Beej had held me tighter and said softly into my ear "Sassy, stop it. We're friends. I happen to like being affectionate with my friends, that's all. And I want to see you at your best. Think of me as your parent if it makes it easier. Sometimes parents make their kids do things they don't wanna do that's good for them." He paused, and added, "And just so you know, I'm doing this for you. I'd probably still have done it if I wasn't alive now, but only for my own benefit. Purely to keep you alive or make you curvier. That's only part of the reason now. Being alive really revs up the emotional response and putting other people first thing. I think you need a few hugs."
"You're still a selfish douche," I muttered.

Beej heard me. "Yes, I am!" he said proudly. "And that's not going to change. But at least I get to be other things." At that point in the movie, Nancy already had her first clue from getting the hat out of her dream at the sleep clinic, and was demanding to know why her mom knew who her assailant was and hadn't bothered to tell her anything.

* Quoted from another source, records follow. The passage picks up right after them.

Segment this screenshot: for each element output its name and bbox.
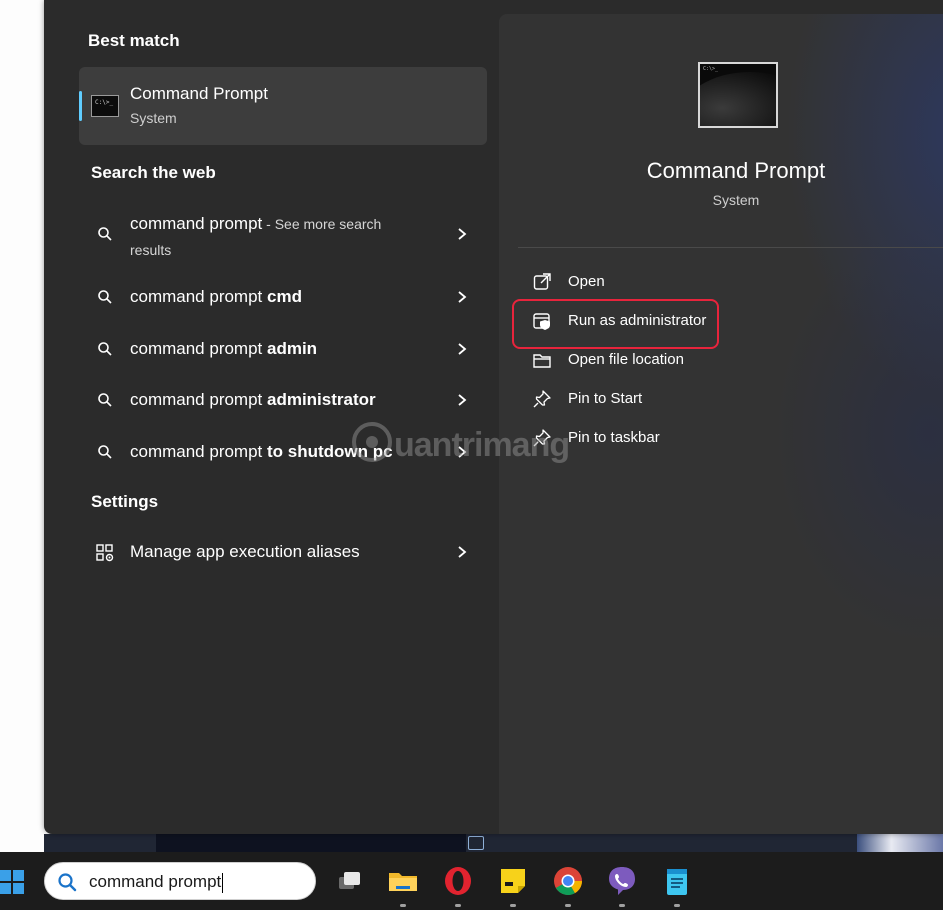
running-indicator — [455, 904, 461, 907]
settings-heading: Settings — [91, 492, 159, 511]
running-indicator — [565, 904, 571, 907]
settings-result[interactable]: Manage app execution aliases — [79, 539, 487, 567]
search-flyout: Best match C:\>_ Command Prompt System S… — [44, 0, 943, 834]
selection-accent — [79, 91, 82, 121]
running-indicator — [674, 904, 680, 907]
running-indicator — [619, 904, 625, 907]
action-pin-to-start[interactable]: Pin to Start — [532, 385, 832, 413]
results-pane: Best match C:\>_ Command Prompt System S… — [44, 0, 499, 834]
web-result-text: command prompt - See more search results — [130, 214, 382, 258]
search-icon — [98, 342, 112, 356]
action-open-file-location[interactable]: Open file location — [532, 346, 832, 374]
web-result[interactable]: command prompt admin — [79, 336, 487, 364]
notepad-icon[interactable] — [660, 864, 694, 898]
app-settings-icon — [96, 544, 114, 562]
chrome-icon[interactable] — [551, 864, 585, 898]
web-result-text: command prompt admin — [130, 339, 318, 358]
settings-result-text: Manage app execution aliases — [130, 542, 360, 561]
web-result-text: command prompt administrator — [130, 390, 376, 409]
search-icon — [58, 873, 77, 892]
action-label: Pin to Start — [568, 390, 643, 407]
watermark-logo: uantrimang — [352, 420, 582, 476]
annotation-highlight — [512, 299, 719, 349]
chevron-right-icon — [458, 291, 467, 303]
pin-icon — [533, 390, 551, 408]
action-open[interactable]: Open — [532, 268, 832, 296]
chevron-right-icon — [458, 343, 467, 355]
details-divider — [518, 247, 943, 248]
search-icon — [98, 227, 112, 241]
viber-icon[interactable] — [605, 864, 639, 898]
chevron-right-icon — [458, 546, 467, 558]
file-explorer-icon[interactable] — [386, 864, 420, 898]
sticky-notes-icon[interactable] — [496, 864, 530, 898]
desktop-strip — [44, 834, 943, 852]
taskbar-search-box[interactable]: command prompt — [44, 862, 316, 900]
web-result[interactable]: command prompt - See more search results — [79, 208, 487, 264]
web-result[interactable]: command prompt cmd — [79, 284, 487, 312]
desktop-glyph — [468, 836, 484, 850]
desktop-window-edge — [156, 834, 466, 852]
running-indicator — [510, 904, 516, 907]
action-label: Open file location — [568, 351, 684, 368]
running-indicator — [400, 904, 406, 907]
search-web-heading: Search the web — [91, 163, 216, 182]
web-result[interactable]: command prompt administrator — [79, 387, 487, 415]
best-match-heading: Best match — [88, 31, 180, 50]
open-external-icon — [533, 273, 551, 290]
best-match-result[interactable]: C:\>_ Command Prompt System — [79, 67, 487, 145]
watermark-mark — [352, 422, 392, 462]
task-view-icon[interactable] — [332, 864, 366, 898]
command-prompt-icon: C:\>_ — [91, 95, 119, 117]
best-match-type: System — [130, 110, 177, 126]
folder-icon — [533, 354, 551, 368]
search-icon — [98, 290, 112, 304]
search-icon — [98, 445, 112, 459]
best-match-name: Command Prompt — [130, 84, 268, 103]
search-input[interactable]: command prompt — [89, 872, 224, 893]
taskbar: command prompt — [0, 852, 943, 910]
start-windows-icon[interactable] — [0, 869, 26, 895]
chevron-right-icon — [458, 228, 467, 240]
details-app-type: System — [712, 192, 760, 208]
watermark-text: uantrimang — [394, 426, 570, 464]
chevron-right-icon — [458, 394, 467, 406]
opera-icon[interactable] — [441, 864, 475, 898]
details-app-name: Command Prompt — [646, 158, 826, 183]
desktop-background — [0, 0, 44, 852]
action-label: Open — [568, 273, 605, 290]
command-prompt-preview-icon: C:\>_ — [698, 62, 778, 128]
search-icon — [98, 393, 112, 407]
desktop-wallpaper-fragment — [857, 834, 943, 852]
web-result-text: command prompt cmd — [130, 287, 302, 306]
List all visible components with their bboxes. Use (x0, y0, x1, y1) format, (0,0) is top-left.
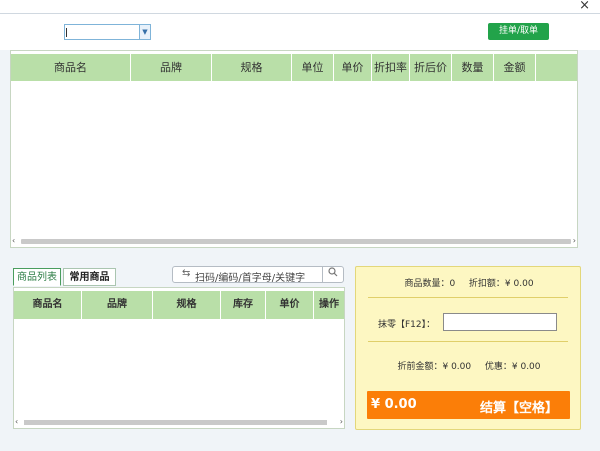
column-header[interactable]: 库存 (221, 291, 266, 319)
scroll-left-icon[interactable]: ‹ (12, 236, 15, 245)
product-search[interactable]: ⇆ 扫码/编码/首字母/关键字 (172, 266, 344, 284)
column-header[interactable]: 单价 (334, 54, 372, 81)
product-horizontal-scrollbar[interactable]: ‹ › (14, 417, 344, 428)
item-count: 商品数量：0 (404, 279, 456, 289)
scroll-right-icon[interactable]: › (340, 417, 343, 426)
chevron-down-icon[interactable]: ▼ (139, 25, 150, 39)
column-header[interactable]: 数量 (452, 54, 494, 81)
divider (368, 297, 568, 298)
column-header[interactable]: 规格 (153, 291, 221, 319)
close-icon[interactable]: × (579, 0, 590, 13)
column-header[interactable] (536, 54, 561, 81)
scroll-left-icon[interactable]: ‹ (15, 417, 18, 426)
promo-amount: 优惠：¥ 0.00 (484, 362, 541, 372)
hang-order-button[interactable]: 挂单/取单 (488, 23, 549, 40)
window-titlebar: × (0, 0, 600, 14)
discount-amount: 折扣额：¥ 0.00 (468, 279, 534, 289)
product-table-header: 商品名 品牌 规格 库存 单价 操作 (14, 291, 344, 319)
scan-icon: ⇆ (182, 268, 191, 279)
round-off-label: 抹零【F12】： (378, 320, 436, 330)
checkout-button[interactable]: ¥ 0.00 结算【空格】 (367, 391, 570, 419)
cart-horizontal-scrollbar[interactable]: ‹ › (11, 236, 577, 247)
search-icon[interactable] (322, 267, 343, 282)
round-off-input[interactable] (443, 313, 557, 331)
column-header[interactable]: 品牌 (131, 54, 212, 81)
scroll-thumb[interactable] (24, 420, 327, 425)
scroll-thumb[interactable] (21, 239, 571, 244)
column-header[interactable]: 规格 (212, 54, 292, 81)
product-table: 商品名 品牌 规格 库存 单价 操作 ‹ › (13, 287, 345, 429)
summary-count-row: 商品数量：0 折扣额：¥ 0.00 (356, 276, 582, 289)
scroll-right-icon[interactable]: › (573, 236, 576, 245)
checkout-summary-panel: 商品数量：0 折扣额：¥ 0.00 抹零【F12】： 折前金额：¥ 0.00 优… (355, 266, 581, 430)
column-header[interactable]: 折扣率 (372, 54, 410, 81)
column-header[interactable]: 单位 (292, 54, 334, 81)
column-header[interactable]: 商品名 (11, 54, 131, 81)
pre-discount-amount: 折前金额：¥ 0.00 (397, 362, 472, 372)
search-input[interactable]: 扫码/编码/首字母/关键字 (195, 269, 305, 284)
column-header[interactable]: 操作 (314, 291, 344, 319)
tab-frequent-products[interactable]: 常用商品 (63, 268, 116, 286)
checkout-total: ¥ 0.00 (371, 397, 417, 412)
tab-product-list[interactable]: 商品列表 (13, 268, 61, 286)
top-toolbar: ▼ 挂单/取单 (0, 14, 600, 50)
column-header[interactable]: 折后价 (410, 54, 452, 81)
divider (368, 341, 568, 342)
column-header[interactable]: 单价 (266, 291, 314, 319)
column-header[interactable]: 金额 (494, 54, 536, 81)
cart-table: 商品名 品牌 规格 单位 单价 折扣率 折后价 数量 金额 ‹ › (10, 50, 578, 248)
text-cursor (66, 28, 67, 37)
checkout-label: 结算【空格】 (479, 401, 558, 416)
summary-amount-row: 折前金额：¥ 0.00 优惠：¥ 0.00 (356, 359, 582, 372)
column-header[interactable]: 商品名 (14, 291, 82, 319)
store-select[interactable]: ▼ (64, 24, 151, 40)
cart-table-header: 商品名 品牌 规格 单位 单价 折扣率 折后价 数量 金额 (11, 54, 577, 81)
column-header[interactable]: 品牌 (82, 291, 153, 319)
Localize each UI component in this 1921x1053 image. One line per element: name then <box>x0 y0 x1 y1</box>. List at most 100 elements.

I think the thing that really got to me about our relationship was the total power imbalance. That, and the fact that while we'd agreed there was nothing romantic about us, Beej was really pushing the boundaries of a platonic relationship. For all his talk about how he just got affectionate with his friends, I didn't believe he would possess someone to stay on his lap if she was just a friend. I got the feeling he was trying to manipulate me, hoping to get closer to me than I wanted. I didn't think he had a romantic bone in his body considering how little he tried to make our relationship romantic (flirty was not the same thing – he was flirty, but not romantic at all), so I figured I knew what he was really after. Something I was not planning on giving him again, no matter how hard he tried to manipulate me into it. The only problem was I didn't feel like I could tell him to back off. I was pretty sure of what he was doing, but it wasn't 100%. I couldn't confront him in case that 5% that said there could be another explanation was right and I was wrong.